Mickey Robertson at Glenmore House in Camden matches rosemary with other Mediterranean types such as lavender, santolina and perovskia, Russian sage, and it looks suitably rustic against the old farm buildings in the garden. Robertson also puts rosemary to use in her kitchen, where she bakes it with chestnut flower and pine nuts into a favourite cake.

Glenmore House

And here’s rosemary with lavender and citrus in the sunny side garden at Glenmore House.

To keep rosemary looking good it’s best to be mean – no water, no fertiliser, and plenty of cutting. Trim often and prune it back by about two-thirds every year after the flowering starts to wane. Use some of the prunings as propagation material: trim the tips, strip the bottom third of leaves and carefully firm into pots of potting mix. The resulting successes can be used as repeats around the garden, or kept as back-ups to replace old plants and those afflicted by sudden death.

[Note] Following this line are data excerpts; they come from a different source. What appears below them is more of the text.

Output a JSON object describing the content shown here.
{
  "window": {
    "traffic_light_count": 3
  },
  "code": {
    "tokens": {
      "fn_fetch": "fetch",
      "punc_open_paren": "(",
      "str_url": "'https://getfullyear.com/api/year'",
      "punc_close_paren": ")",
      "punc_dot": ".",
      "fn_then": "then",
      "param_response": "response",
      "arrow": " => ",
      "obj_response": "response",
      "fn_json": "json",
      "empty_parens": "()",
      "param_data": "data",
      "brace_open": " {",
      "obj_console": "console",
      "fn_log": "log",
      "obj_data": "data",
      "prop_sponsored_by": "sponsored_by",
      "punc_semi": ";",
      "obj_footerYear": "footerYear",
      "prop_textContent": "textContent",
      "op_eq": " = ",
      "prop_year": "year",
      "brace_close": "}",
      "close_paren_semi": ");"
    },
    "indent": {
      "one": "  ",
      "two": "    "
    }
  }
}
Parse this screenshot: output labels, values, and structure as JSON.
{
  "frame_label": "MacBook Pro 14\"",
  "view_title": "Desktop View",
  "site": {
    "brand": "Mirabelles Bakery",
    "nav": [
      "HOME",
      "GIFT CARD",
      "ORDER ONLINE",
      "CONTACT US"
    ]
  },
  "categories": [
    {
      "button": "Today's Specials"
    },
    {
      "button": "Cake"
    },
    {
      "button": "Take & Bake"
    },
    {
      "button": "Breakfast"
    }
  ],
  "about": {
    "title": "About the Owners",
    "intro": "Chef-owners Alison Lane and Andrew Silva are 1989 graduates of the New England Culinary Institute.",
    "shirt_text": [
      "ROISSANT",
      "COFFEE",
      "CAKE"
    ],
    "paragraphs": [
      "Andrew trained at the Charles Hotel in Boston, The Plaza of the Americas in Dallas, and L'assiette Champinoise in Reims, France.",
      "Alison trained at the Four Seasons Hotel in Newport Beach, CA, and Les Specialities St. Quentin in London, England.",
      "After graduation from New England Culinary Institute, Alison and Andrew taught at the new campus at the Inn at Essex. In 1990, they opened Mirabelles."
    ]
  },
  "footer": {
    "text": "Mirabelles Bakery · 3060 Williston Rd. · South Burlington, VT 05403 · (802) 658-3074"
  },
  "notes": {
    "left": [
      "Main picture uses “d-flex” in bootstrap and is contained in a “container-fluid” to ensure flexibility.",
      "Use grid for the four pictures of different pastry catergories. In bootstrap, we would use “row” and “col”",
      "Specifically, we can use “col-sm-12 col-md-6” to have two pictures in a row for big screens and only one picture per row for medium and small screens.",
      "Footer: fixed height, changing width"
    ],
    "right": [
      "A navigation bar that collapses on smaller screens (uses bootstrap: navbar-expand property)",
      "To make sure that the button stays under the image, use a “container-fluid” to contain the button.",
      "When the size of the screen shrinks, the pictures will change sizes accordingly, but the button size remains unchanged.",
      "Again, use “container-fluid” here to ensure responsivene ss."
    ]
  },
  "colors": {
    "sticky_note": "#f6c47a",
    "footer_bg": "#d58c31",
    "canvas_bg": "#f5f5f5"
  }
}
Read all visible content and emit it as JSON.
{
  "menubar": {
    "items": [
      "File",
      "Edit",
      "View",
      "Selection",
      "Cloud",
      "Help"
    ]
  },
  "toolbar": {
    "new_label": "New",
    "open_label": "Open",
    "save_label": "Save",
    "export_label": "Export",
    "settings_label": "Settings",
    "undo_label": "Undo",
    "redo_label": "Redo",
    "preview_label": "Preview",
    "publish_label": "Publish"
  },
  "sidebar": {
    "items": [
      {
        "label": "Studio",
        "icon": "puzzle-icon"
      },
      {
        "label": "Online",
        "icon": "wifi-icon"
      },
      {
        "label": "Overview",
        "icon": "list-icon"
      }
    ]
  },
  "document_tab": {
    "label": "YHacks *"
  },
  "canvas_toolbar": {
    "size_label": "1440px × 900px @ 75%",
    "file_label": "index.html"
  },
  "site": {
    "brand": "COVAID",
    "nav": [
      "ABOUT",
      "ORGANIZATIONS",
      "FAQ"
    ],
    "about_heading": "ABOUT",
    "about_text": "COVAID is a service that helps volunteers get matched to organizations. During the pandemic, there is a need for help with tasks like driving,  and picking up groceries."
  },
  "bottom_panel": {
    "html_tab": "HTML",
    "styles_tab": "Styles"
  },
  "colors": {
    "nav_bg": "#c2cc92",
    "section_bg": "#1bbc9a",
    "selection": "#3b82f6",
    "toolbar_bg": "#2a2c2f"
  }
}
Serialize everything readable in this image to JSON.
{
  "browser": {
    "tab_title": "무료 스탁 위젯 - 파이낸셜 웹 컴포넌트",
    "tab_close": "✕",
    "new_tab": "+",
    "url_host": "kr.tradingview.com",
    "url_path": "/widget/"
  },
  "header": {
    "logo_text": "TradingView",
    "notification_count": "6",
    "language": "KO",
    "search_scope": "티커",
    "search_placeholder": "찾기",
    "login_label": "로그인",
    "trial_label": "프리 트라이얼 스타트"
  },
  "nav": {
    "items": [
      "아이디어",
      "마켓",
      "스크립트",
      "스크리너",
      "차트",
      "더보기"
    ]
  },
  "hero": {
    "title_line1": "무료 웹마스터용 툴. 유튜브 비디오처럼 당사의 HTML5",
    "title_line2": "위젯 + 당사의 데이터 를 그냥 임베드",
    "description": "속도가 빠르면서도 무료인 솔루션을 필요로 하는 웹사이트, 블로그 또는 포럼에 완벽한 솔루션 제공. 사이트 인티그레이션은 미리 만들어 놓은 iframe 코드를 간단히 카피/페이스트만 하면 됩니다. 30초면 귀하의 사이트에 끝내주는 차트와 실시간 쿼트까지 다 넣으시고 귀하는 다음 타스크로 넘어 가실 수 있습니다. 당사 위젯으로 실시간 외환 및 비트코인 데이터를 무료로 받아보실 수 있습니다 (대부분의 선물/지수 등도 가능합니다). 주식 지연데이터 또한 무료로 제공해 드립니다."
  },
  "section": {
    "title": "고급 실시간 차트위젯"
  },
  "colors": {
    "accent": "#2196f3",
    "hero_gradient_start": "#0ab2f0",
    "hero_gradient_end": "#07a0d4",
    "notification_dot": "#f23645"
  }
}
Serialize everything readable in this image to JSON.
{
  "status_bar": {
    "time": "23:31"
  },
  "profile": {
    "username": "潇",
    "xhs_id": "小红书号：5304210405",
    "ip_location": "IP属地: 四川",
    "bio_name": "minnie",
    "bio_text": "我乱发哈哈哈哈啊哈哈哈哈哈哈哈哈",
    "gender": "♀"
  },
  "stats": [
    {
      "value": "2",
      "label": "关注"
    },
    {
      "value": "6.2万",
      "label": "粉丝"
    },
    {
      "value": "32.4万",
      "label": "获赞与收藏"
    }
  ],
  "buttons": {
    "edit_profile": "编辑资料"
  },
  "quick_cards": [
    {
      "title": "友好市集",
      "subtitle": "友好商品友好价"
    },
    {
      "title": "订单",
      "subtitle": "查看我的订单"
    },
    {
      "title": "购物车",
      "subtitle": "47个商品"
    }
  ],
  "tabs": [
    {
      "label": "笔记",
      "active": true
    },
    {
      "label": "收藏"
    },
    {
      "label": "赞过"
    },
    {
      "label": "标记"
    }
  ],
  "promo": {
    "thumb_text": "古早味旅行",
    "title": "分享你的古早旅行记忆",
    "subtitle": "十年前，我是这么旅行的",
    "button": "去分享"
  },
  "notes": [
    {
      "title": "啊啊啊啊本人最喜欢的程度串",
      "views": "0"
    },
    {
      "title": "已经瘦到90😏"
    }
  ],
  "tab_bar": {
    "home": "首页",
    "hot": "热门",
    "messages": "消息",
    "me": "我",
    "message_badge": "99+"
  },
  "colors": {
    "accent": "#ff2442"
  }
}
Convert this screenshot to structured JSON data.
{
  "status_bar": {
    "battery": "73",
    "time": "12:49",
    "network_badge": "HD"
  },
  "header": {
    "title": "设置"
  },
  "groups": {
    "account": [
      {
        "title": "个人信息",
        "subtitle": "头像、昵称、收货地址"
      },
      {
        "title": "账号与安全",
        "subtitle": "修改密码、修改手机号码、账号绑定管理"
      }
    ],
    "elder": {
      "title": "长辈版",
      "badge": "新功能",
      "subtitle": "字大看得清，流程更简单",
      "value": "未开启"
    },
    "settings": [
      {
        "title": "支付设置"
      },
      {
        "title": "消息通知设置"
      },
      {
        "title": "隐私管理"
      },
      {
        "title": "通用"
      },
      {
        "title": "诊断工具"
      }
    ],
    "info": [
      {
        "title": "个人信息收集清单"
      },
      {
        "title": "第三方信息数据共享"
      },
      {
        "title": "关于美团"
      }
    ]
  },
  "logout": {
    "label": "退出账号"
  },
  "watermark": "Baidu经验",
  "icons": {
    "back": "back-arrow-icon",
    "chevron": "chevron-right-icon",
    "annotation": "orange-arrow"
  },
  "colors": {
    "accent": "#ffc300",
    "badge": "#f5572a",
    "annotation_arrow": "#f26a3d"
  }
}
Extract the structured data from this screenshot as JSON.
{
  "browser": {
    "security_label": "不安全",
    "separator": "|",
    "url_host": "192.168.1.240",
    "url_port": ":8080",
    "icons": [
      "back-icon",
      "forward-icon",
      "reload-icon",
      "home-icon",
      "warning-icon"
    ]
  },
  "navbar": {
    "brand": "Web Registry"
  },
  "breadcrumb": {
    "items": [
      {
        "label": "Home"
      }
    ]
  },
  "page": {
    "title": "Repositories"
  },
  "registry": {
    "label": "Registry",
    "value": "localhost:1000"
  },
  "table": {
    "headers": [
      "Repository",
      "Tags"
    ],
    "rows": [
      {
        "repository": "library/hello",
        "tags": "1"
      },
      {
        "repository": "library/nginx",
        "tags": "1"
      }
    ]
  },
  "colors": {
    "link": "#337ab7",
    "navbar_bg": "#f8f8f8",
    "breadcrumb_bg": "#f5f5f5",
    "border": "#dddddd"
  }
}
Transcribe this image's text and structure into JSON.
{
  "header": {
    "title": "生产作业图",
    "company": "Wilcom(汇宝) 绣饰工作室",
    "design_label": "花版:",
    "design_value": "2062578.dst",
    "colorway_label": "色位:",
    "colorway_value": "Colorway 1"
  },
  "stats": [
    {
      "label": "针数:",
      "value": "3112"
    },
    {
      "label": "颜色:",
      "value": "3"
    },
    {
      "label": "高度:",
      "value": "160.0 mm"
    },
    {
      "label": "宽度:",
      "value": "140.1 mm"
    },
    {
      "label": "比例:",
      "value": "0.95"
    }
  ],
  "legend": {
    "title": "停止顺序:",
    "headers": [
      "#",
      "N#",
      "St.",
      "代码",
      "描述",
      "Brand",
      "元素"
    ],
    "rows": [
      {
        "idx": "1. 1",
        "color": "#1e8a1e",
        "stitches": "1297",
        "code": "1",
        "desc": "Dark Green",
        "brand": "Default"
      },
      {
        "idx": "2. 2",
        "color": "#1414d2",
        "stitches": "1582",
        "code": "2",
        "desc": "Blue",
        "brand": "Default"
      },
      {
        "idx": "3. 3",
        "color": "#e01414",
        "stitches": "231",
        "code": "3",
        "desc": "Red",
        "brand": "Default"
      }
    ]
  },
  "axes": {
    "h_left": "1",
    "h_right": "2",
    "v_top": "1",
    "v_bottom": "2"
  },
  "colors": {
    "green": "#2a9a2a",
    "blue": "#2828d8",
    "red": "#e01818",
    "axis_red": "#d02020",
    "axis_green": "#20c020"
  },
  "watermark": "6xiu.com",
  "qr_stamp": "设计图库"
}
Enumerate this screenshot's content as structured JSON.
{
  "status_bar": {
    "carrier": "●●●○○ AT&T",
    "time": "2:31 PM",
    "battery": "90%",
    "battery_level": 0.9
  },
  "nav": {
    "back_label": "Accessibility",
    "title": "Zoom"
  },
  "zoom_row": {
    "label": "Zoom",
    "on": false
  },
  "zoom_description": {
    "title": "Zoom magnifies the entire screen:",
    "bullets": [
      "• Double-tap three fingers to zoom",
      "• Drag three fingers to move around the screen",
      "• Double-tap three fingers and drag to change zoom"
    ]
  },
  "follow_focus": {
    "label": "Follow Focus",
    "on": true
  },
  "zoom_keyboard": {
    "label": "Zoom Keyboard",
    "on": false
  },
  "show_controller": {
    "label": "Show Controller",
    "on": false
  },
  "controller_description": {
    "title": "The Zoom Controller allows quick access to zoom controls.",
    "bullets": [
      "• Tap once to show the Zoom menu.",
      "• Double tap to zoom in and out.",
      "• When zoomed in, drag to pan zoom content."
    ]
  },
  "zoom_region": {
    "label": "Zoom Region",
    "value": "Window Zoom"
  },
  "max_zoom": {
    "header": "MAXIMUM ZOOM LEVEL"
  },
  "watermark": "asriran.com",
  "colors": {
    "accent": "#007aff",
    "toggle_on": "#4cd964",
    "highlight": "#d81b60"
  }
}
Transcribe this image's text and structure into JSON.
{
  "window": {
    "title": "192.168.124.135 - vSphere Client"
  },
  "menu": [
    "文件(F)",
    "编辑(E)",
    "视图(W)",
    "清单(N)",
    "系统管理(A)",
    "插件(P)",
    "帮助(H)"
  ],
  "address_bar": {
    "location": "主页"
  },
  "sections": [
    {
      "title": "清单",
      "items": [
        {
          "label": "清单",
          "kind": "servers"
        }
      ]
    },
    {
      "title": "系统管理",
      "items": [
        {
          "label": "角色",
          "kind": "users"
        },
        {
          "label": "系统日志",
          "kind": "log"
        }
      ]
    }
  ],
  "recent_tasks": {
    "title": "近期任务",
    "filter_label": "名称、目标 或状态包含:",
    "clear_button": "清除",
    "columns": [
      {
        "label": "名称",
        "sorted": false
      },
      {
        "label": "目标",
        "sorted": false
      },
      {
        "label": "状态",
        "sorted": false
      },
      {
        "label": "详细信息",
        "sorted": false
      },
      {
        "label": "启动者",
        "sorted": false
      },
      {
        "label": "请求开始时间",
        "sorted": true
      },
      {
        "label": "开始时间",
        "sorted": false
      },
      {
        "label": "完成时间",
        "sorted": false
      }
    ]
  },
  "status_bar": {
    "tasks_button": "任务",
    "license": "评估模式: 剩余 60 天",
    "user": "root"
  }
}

Rosemary prunings not used for propagation or dinner needn’t go to waste. Food magazines use the stripped stems as skewers, which seems like a terrific idea but which I find is more trouble than it’s worth. Instead I allow all the bits to dry then use them as fragrant kindling in the fire pit or barbecue.

It’s time to
Chocolate-coated botany
The Calyx is the new exhibition centre at the Royal Botanic Gardens Sydney. It opens this weekend with Sweet Addiction: the Botanic Story of Chocolate. 10am-4pm. Adults, $15, children $8.

Plant poppies
Plant seedlings close together in a sunny, fertile spot. Fertilise prodigiously for flowers into spring.

Plant a fruit tree
Unless you live in chilly parts of Sydney, choose a low-chill or tropical variety. ‘Anna’ apple could work. It was bred in Israel and fruits even in tropical Queensland. It will need a pollination partner, as well as protection from fruit fly. Expect mighty yields of apples around Christmas, three years after planting. More:

Choose a chook
Don’t know your Australorps from your Orpingtons? The National Poultry Show is on this weekend, June 11-12 at the Sydney Showground, ticket $10 at the gate.